AGA and EEI Are Spending Millions on Climate Denial Campaigns
So, how do trade organizations like EEI and AGA’s shady operations work?
Utilities pay millions of dollars from ratepayers to be a part of groups like EEI and AGA, and in turn, EEI and AGA each spend millions in lobbying efforts against climate action. In 2023, this amounted to an estimated $60 million in ratepayer revenue for EEI, alone.
Most recently, EEI has been using ratepayer funds to fight our nation’s first-ever climate pollution regulations on power plants—building on a long history of climate denial and delay and other abhorrent, slippery dealings. Among the skeletons in EEI’s closet are its longtime membership to Koch-funded lobbying group ALEC and ties to conservative legacy organizations like the Americans for Tax Reform. And if you held a shred of doubt on where EEI stands on the urgency of climate action and the need for utility accountability, in October 2023, EEI appointed Trump-era Energy Secretary and climate denier Dan Brouillette as the new president and CEO.
The same holds true for AGA and the companies it represents (like SoCalGas), who often have very different priorities than the captive ratepayers, who are unwittingly footing the bill. AGA’s revenue in 2020 was over $30 million, with an overwhelming majority coming from member companies, including gas utilities, who in turn, fund those fees from their customers’ energy bills.
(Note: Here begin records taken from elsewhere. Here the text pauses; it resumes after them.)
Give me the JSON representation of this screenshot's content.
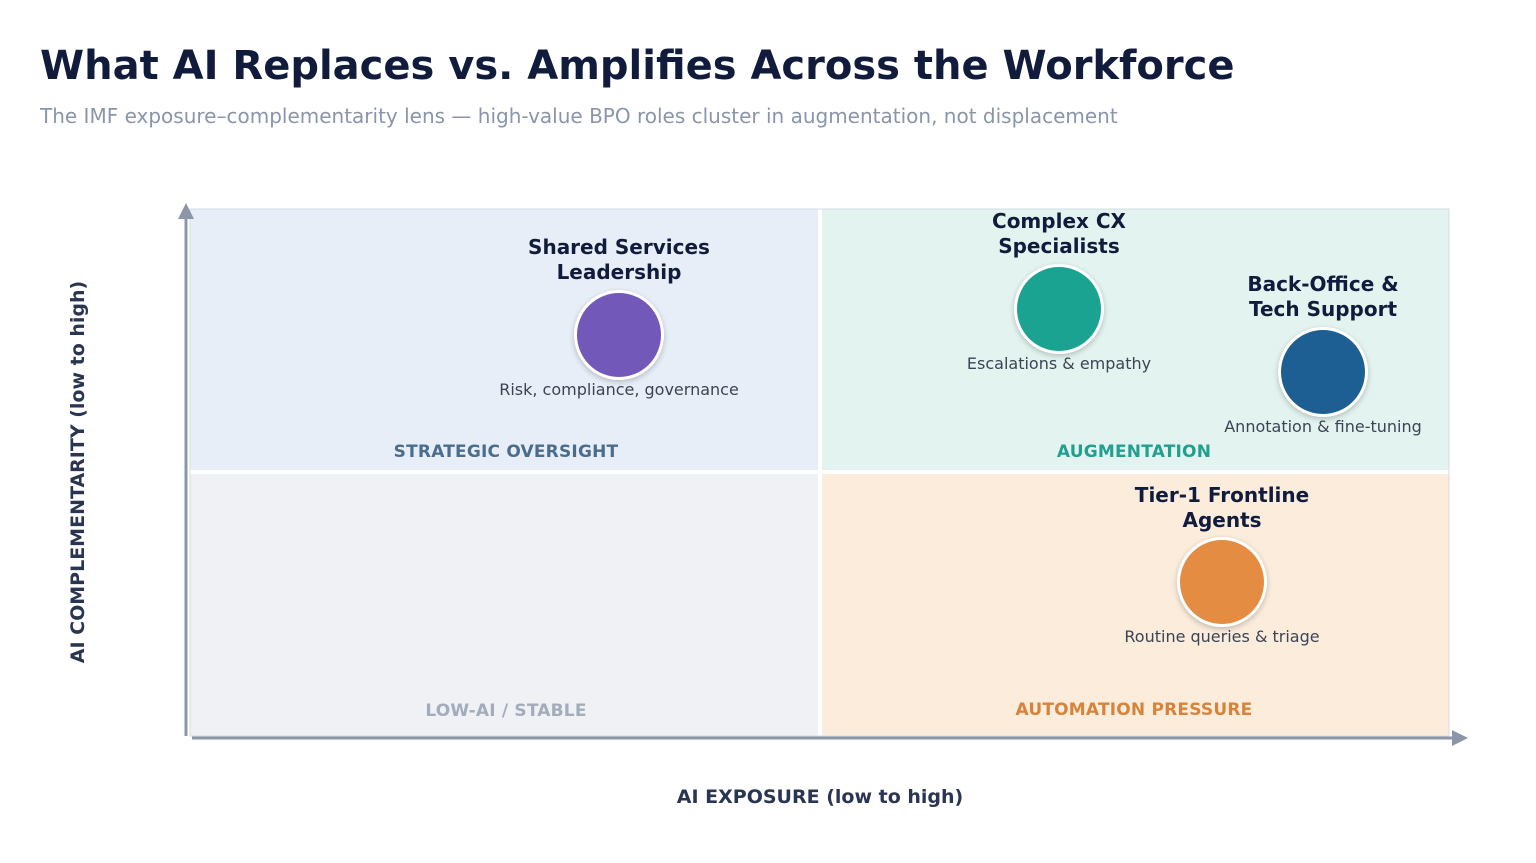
{
  "header": {
    "title": "What AI Replaces vs. Amplifies Across the Workforce",
    "subtitle": "The IMF exposure–complementarity lens — high-value BPO roles cluster in augmentation, not displacement"
  },
  "axes": {
    "x_label": "AI EXPOSURE  (low to high)",
    "y_label": "AI COMPLEMENTARITY  (low to high)"
  },
  "quadrants": [
    {
      "label": "STRATEGIC OVERSIGHT",
      "position": "top-left",
      "bg_color": "#e7eef7",
      "label_color": "#4a6d8c"
    },
    {
      "label": "AUGMENTATION",
      "position": "top-right",
      "bg_color": "#e3f3f0",
      "label_color": "#21a08f"
    },
    {
      "label": "LOW-AI / STABLE",
      "position": "bottom-left",
      "bg_color": "#eff1f5",
      "label_color": "#a3acba"
    },
    {
      "label": "AUTOMATION PRESSURE",
      "position": "bottom-right",
      "bg_color": "#fbecdc",
      "label_color": "#d6843b"
    }
  ],
  "roles": [
    {
      "title_lines": [
        "Shared Services",
        "Leadership"
      ],
      "note": "Risk, compliance, governance",
      "color": "#7258b9"
    },
    {
      "title_lines": [
        "Complex CX",
        "Specialists"
      ],
      "note": "Escalations & empathy",
      "color": "#1aa391"
    },
    {
      "title_lines": [
        "Back-Office &",
        "Tech Support"
      ],
      "note": "Annotation & fine-tuning",
      "color": "#1d5f92"
    },
    {
      "title_lines": [
        "Tier-1 Frontline",
        "Agents"
      ],
      "note": "Routine queries & triage",
      "color": "#e38c42"
    }
  ],
  "colors": {
    "title": "#111c3c",
    "subtitle": "#8a95ab",
    "axis": "#8b97a8",
    "axis_label": "#2a3552"
  }
}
AGA and utilities are invested in keeping the status quo to support their bottom line and providing customers with fossil gas, which is more costly for ratepayers than competing renewable technologies. One way AGA does this is by putting together elaborate influencer and marketing campaigns to improve public perception and use of fossil gas, despite rampant and growing evidence of its negative health impacts. These activities are certainly not in the interest of their ratepayers, and worse, customers are actually paying for it.
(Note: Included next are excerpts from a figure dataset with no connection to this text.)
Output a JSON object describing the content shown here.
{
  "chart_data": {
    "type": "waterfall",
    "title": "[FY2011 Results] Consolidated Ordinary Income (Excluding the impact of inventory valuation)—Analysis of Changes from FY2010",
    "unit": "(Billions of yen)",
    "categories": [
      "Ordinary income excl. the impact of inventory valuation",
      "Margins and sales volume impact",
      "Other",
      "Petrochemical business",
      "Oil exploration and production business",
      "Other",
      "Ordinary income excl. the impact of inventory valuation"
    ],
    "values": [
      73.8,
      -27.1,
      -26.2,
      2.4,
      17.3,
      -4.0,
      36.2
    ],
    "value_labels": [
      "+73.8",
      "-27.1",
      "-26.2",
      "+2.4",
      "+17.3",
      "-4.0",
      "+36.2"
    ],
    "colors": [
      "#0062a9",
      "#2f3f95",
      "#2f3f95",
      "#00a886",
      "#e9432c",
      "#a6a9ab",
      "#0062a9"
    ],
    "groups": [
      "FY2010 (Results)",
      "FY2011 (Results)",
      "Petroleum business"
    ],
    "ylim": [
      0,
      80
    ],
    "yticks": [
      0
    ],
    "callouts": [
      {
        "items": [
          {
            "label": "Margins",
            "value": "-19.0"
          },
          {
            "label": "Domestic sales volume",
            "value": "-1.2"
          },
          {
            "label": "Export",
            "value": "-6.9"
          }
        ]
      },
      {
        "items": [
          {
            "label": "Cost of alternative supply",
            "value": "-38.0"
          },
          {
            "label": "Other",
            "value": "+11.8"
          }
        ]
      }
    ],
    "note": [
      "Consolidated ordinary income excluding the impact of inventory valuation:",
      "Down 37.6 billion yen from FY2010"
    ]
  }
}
In addition to SoCalGas, companies like Southern California Edison (SCE), whose CEO Pedro Pizarro was recently elected as EEI’s board chair, continue to mislead its customers by boasting the company is “leading the transformation of the electric power industry toward a clean energy future,” while simultaneously attempting to block common-sense climate policies.
Right now, utilities and their trade groups are in a wash-rinse-repeat cycle of climate delay:
- Brag about their climate and clean energy goals and intentions to transition toward clean energy.
- Claim clean power standards are unrealistic—despite the rules being based on the very technologies that industry spent millions of dollars in public money to develop. And then, do the same for a host of other environmental standards.
- Quietly pour millions into advocating against standards that would benefit people and the planet—all to shortsightedly service their bottom line, while customers’ bills have never been higher.
It’s time to break the cycle.
Utilities and their trade groups have stoked the climate crisis through decades of backdoor lobbying and are threatening to derail climate action once again. It’s long past time for policymakers to rein in these dirty utilities.
California Must Become the Next State to Protect Customers From Bankrolling Utility Lobbying
A growing number of states are starting to say enough is enough; utilities must be transparent and not use ratepayer funds to serve their own corporate and legal interests. Colorado, Connecticut, and Maine recently passed bills, some of them bipartisan, that block utilities from charging ratepayers for lobbying expenses, including lobbying against climate policies.
EEI took notice.
EEI paid for Facebook ads in Connecticut and Colorado in a failed attempt to squash this legislation. These ads spewed false claims about the proposed bills raising costs for customers, while in fact, the bills will bring both savings and, critically, transparency to customers. In other words, EEI is not only fighting against clean energy—it’s trying to fight against reforms that would hold it accountable to ratepayers.
California law already bans these activities: the use of ratepayer funds to lobby. However, the existing regulation lacks teeth. This new bill offers real promise of what successful enforcement could look like and a roadmap for other states to follow. It requires public utilities to give CPUC real-time access to digital records to monitor compliance (as opposed to quarterly or annual reports). Additionally, it requires harsher penalties and the creation of an equity fund.
By passing this bill, California has the opportunity to bring utilities in line—after years of skirting rules and exerting political influence on the customers’ dime—and at their expense. And by joining the ranks of other states with similarly strong legislation, California can maintain its legacy as a national leader in climate action and establish a roadmap for other states to follow.
Public pressure is growing across the country, and with it, a swell of state-level action and federal momentum barring utilities from spending ratepayer money on political activities and more clearly disclosing their activities in the first place. It would be huge for California—which has the second-largest electric utility company in terms of number of customers—to be the next state to adopt these necessary reforms.
We can’t let utilities and their front groups undermine climate action in California and across the U.S.—and keep letting ratepayers unknowingly foot the bill. A thriving, just, and inclusive clean energy future is coming, whether powerful polluters like it or not—the only question is how long they’re going to be allowed to stand in the way. California must join and grow the movement for utility accountability and pass the bill. And with it, there’s little doubt other states will follow.